Generally speaking, an applicant who meets the above criteria will be considered for discretionary admission for up to 30 months, 2.5 years, with the possibility of extending the applicants stay for an additional 30 months, 2.5 years. A qualified applicant may bring his/her spouse and minor children, if applicable. Additionally, applicants will be required to submit biometric information regarding the company’s development. No more than three foreign entrepreneurs may receive parole admission for one start-up.

Once parole admission is granted the entrepreneur may only be employed by the start-up for which parole admission was granted. An accompanying spouse may not seek employment unless he/she receives special visa status pursuant to 8 CFR 212.19 or is otherwise separately eligible for parole status as an entrepreneur. After parole admission is granted the DHS may revoke parole admission at any point if the DHS determines there is no longer a significant public benefit, the start-up ceases to conduct business in the United States, or the DHS has reason to believe that the applicant engaged in fraud or misrepresentation.

Additional Parole Period

To be considered for an additional parole period, the DHS considers several factors. First, an applicant must be able to demonstrate the continuation of the start-up and that the start-up continues to demonstrate substantial potential for growth.

Second, the applicant must demonstrate he/she continues to be an entrepreneur. To be considered an entrepreneur an applicant must retain a significant ownership interest, at least 5%, and maintain an active in central role in the daily operations and future growth of the company. Parole renewal requires a lower ownership interest than the original application to account for the need of additional financial investments from venture capitalists during the initial start-up period.

Third, an applicant must demonstrate significant investment, revenue, or job creation.
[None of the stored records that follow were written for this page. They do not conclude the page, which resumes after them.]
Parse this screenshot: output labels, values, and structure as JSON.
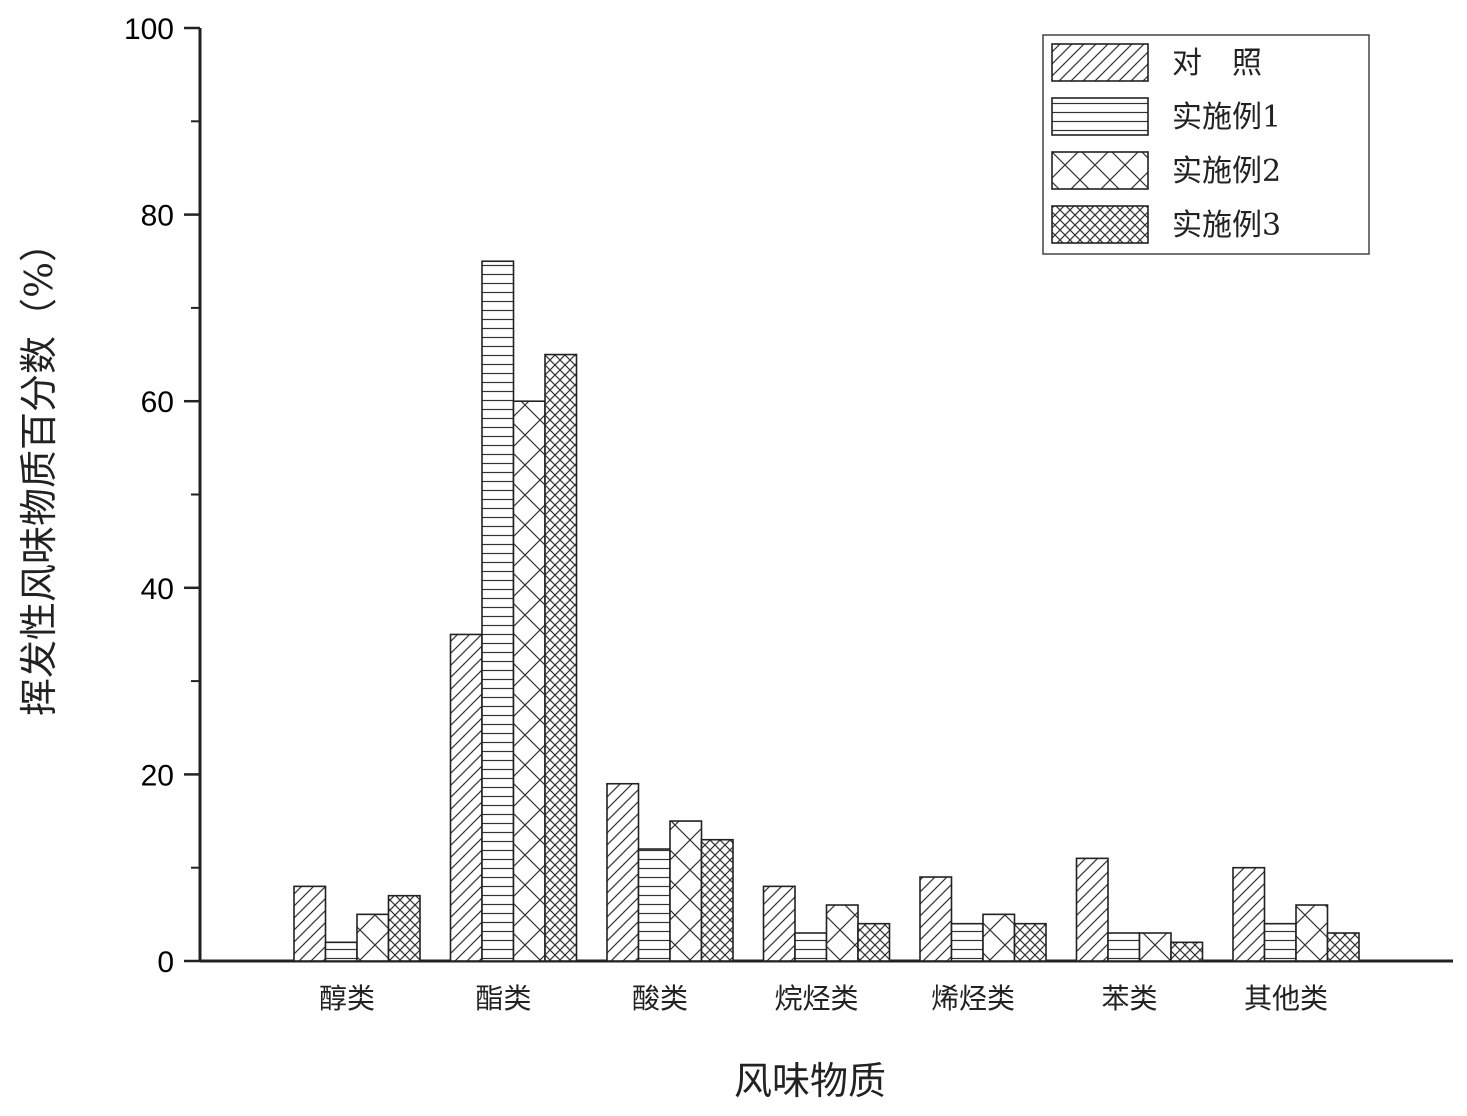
{
  "chart_data": {
    "type": "bar",
    "title": "",
    "xlabel": "风味物质",
    "ylabel": "挥发性风味物质百分数（%）",
    "ylim": [
      0,
      100
    ],
    "yticks": [
      "0",
      "20",
      "40",
      "60",
      "80",
      "100"
    ],
    "categories": [
      "醇类",
      "酯类",
      "酸类",
      "烷烃类",
      "烯烃类",
      "苯类",
      "其他类"
    ],
    "series": [
      {
        "name": "对　照",
        "pattern": "diagonal",
        "values": [
          8,
          35,
          19,
          8,
          9,
          11,
          10
        ]
      },
      {
        "name": "实施例1",
        "pattern": "horizontal",
        "values": [
          2,
          75,
          12,
          3,
          4,
          3,
          4
        ]
      },
      {
        "name": "实施例2",
        "pattern": "cross",
        "values": [
          5,
          60,
          15,
          6,
          5,
          3,
          6
        ]
      },
      {
        "name": "实施例3",
        "pattern": "dense-cross",
        "values": [
          7,
          65,
          13,
          4,
          4,
          2,
          3
        ]
      }
    ],
    "legend_position": "top-right",
    "grid": false,
    "bar_fill": "#ffffff",
    "bar_stroke": "#222222"
  }
}
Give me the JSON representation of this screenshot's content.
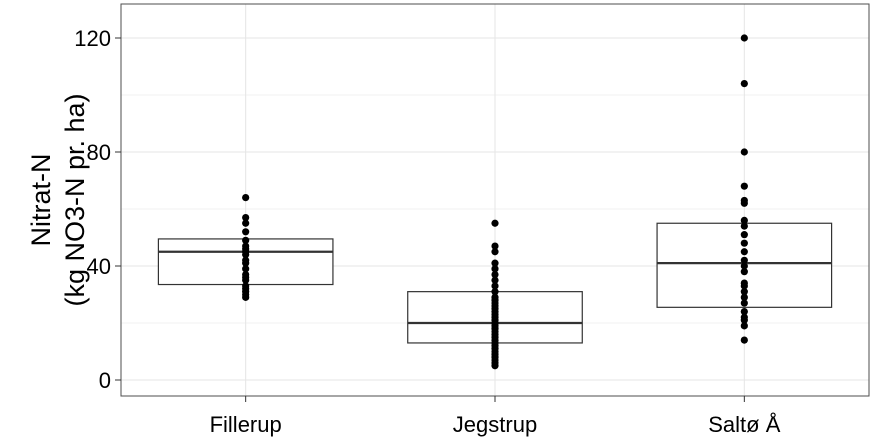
{
  "chart_data": {
    "type": "box",
    "title": "",
    "xlabel": "",
    "ylabel_lines": [
      "Nitrat-N",
      "(kg NO3-N pr. ha)"
    ],
    "ylim": [
      -4,
      130
    ],
    "yticks": [
      0,
      40,
      80,
      120
    ],
    "ytick_labels": [
      "0",
      "40",
      "80",
      "120"
    ],
    "grid": true,
    "categories": [
      "Fillerup",
      "Jegstrup",
      "Saltø Å"
    ],
    "boxes": [
      {
        "category": "Fillerup",
        "q1": 33.5,
        "median": 45,
        "q3": 49.5
      },
      {
        "category": "Jegstrup",
        "q1": 13,
        "median": 20,
        "q3": 31
      },
      {
        "category": "Saltø Å",
        "q1": 25.5,
        "median": 41,
        "q3": 55
      }
    ],
    "points": [
      {
        "category": "Fillerup",
        "values": [
          64,
          57,
          55,
          52,
          49,
          47,
          46,
          45,
          44,
          42,
          41,
          39,
          37,
          36,
          35,
          33,
          32,
          31,
          30,
          29
        ]
      },
      {
        "category": "Jegstrup",
        "values": [
          55,
          47,
          45,
          41,
          39,
          37,
          35,
          33,
          31,
          29,
          28,
          27,
          26,
          25,
          24,
          23,
          22,
          21,
          20,
          19,
          18,
          17,
          16,
          15,
          14,
          13,
          12,
          11,
          10,
          9,
          8,
          7,
          6,
          5
        ]
      },
      {
        "category": "Saltø Å",
        "values": [
          120,
          104,
          80,
          68,
          63,
          62,
          56,
          54,
          51,
          48,
          45,
          42,
          40,
          38,
          34,
          33,
          31,
          29,
          27,
          24,
          22,
          21,
          19,
          14
        ]
      }
    ]
  }
}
A significant investment is demonstrated if the start-up receives an additional $500,000 investment during the parole period. The start-up can demonstrate significant revenue by generating $500,000 in annual revenue with annualized revenue growth of at least 20% during the parole period. Job creations can be satisfied by the creation of 5 full time jobs for U.S. workers during the parole period.

If an immigrant entrepreneur meets part of one or more of the above criteria the entrepreneur may still apply and their application will be reviewed in the totality of the circumstances. The focus of the review will be on the start-ups likelihood to continue to provide significant public benefit.

All parole renewal, regardless of whether the above requirements are satisfied, is reviewed on a case-by-case basis. During the parole renewal period, the DHS retains the right to revoke parole at any time.

Ability to Change Immigration Status after Parole           

At the end of the parole period, a parolee may be able to apply to change status to an immigrant or a nonimmigrant visa status for which they are eligible. However, parole is not considered admission into the United States, therefore many entrepreneurs will likely have to leave the United States and apply for a visa in their native country.  Contact our office to help decide which immigrant or nonimmigrant visas may be available to each individual.

Changes from the Proposed to Final Rule           

Several changes were made to the proposed international entrepreneur rule after the notice and comment period. Some of the most notable changes to the final rule included: 1) investment amount lowered from $345,000 to $250,000 in the final rule; 2) start-up ownership requirements were lowered from 15% to 10% the first parole period and 5% at the time of re-parole; 3) a start-up was originally considered “recently formed” if founded in the last 3 years, but under the final rule the company is considered recently formed if created in the last 5 years; and 4) the job creation requirement was lowered from 10 to 5 new full time jobs.

As the Rule Develops           

The international entrepreneur rule adds an exciting alternative way for start-ups to grow in the United States. The general criteria above will serve as a baseline for the rule to develop, but as immigrant entrepreneurs begin to apply more information will be available.